COLABORAÇÕES: Carlos Páscoa, Clara Botelho, David Lloyd (textos originais sobre Aces Weekly), Diogo Campos, Edgar Indalécio Smaniotto, Ezequiel Guimarâes, João Miguel Lameiras, João Ramalho-Santos, José Carlos Francisco, Julio Schneider, Luís Beira, Carlos Almeida, Nuno Franco, Nuno Saraiva, Osvaldo Macedo de Sousa, Pedro Cleto, Pedro Trabuco, Pedro Vieira Moura, Sara Figueiredo Costa.

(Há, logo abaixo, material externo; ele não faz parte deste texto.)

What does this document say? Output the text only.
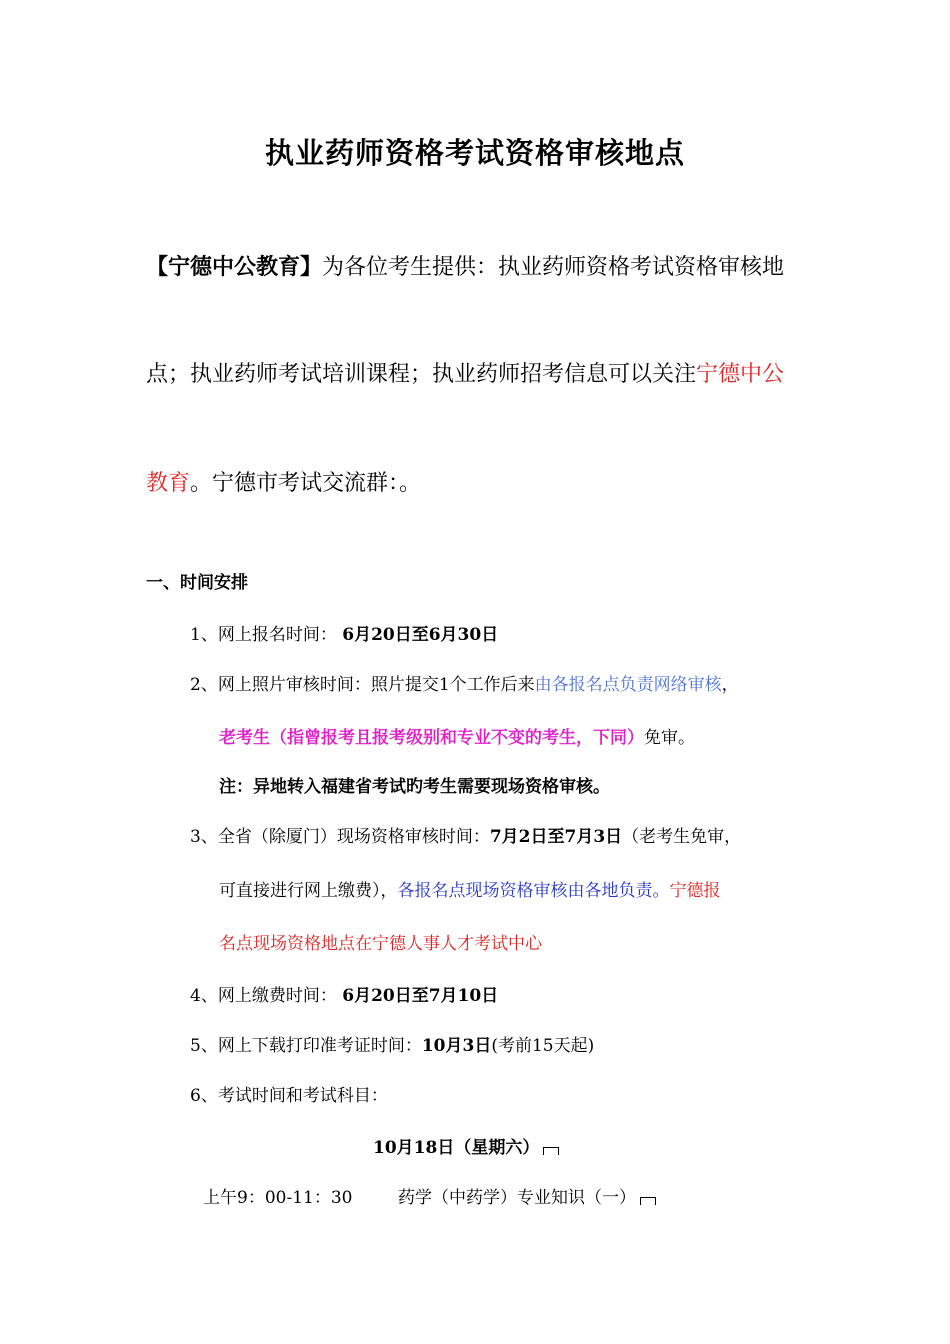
执业药师资格考试资格审核地点
【宁德中公教育】为各位考生提供：执业药师资格考试资格审核地
点；执业药师考试培训课程；执业药师招考信息可以关注宁德中公
教育。宁德市考试交流群：。
一、时间安排
1、网上报名时间： 6月20日至6月30日
2、网上照片审核时间：照片提交1个工作后来由各报名点负责网络审核，
老考生（指曾报考且报考级别和专业不变的考生，下同）免审。
注：异地转入福建省考试旳考生需要现场资格审核。
3、全省（除厦门）现场资格审核时间：7月2日至7月3日（老考生免审，
可直接进行网上缴费），各报名点现场资格审核由各地负责。宁德报
名点现场资格地点在宁德人事人才考试中心
4、网上缴费时间： 6月20日至7月10日
5、网上下载打印准考证时间：10月3日(考前15天起)
6、考试时间和考试科目：
10月18日（星期六）
上午9：00-11：30	药学（中药学）专业知识（一）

Boas leituras e comprem um livro no festival

segunda-feira, 16 de novembro de 2009

Bang Bang Ultimate Vol.1


Depois destas mini-férias do Leituras de BD, volto com o meu último livro de autores portugueses que foram promovidos ou lançados durante o Amadora BD. Assim temos Bang Bang Ultimate Vol.1 de Hugo Teixeira, que compila em formato Manga (Tankobon) os dois primeiros volumes Bang Bang já editados (em formato norte-americano - TPB), mais a respectiva continuação equivalente a um terceiro volume.
Já tinham sido referidos aqui no blog os dois primeiros volumes desta série, Bang Bang, edição pela Pedranocharco. Na altura queixei-me de falta de cuidado em muitas pranchas, agora irei queixar-me não do autor mas da edição (mas já lá vamos...).
Nota-se que houve um esforço de Hugo Teixeira para que a qualidade global do desenho subisse de nível, o que foi conseguido, e de certeza que para os próximos volumes teremos um Bang Bang ainda melhor se este aumento de qualidade continuar .
Em relação à estória, esta continua ainda muito no princípio embora tenha tido alguns desenvolvimentos interessantes. Gostei da descrição gráfica da cidade ("Poison City") onde Kitsune e Tora tentam escapar do planeta através de conhecimentos no submundo desta cidade que Tora possuía. Gostei também dos policias :)bey! (Eheheh)
Falando da edição... foi a desgraça! O interface dos programas entre a gráfica e a edição não funcionou ficando a qualidade gráfica imediatamente comprometida. A razão apontada pelo editor para não ter visto as provas, falta de tempo e o livro tinha de sair no Amadora BD, para mim não são muito válidas. Um produto difícil de vender em Portugal, como é a BD, tem apresentar qualidade gráfica no mínimo! Depois do autor fazer um esforço para subir o nível da arte não se compreende a descida de qualidade da impressão, e sobretudo apresentá-la ao público assim. Foi tão à pressa que nem o nome do Hugo Teixeira consta da capa! Acharia preferível que o livro saísse depois do Amadora BD com uma edição em condições, do que durante o evento com todas aquelas falhas.
Durante a apresentação do livro, H. Teixeira fez saber que sairão mais dois livros similares a este no formato e quantidade de páginas, espero eu que com muito melhor qualidade de edição (e já agora o nome do autor na capa).
A nota reflecte e penaliza a edição da Pedranocharco, não o autor.
Para terminar... gostei muito da capa, e fico à espera do próximo.
Como o Hugo decidiu mostrar duas versões da mesma página no seu primeiro comentário, eu coloco aqui para verem a diferença.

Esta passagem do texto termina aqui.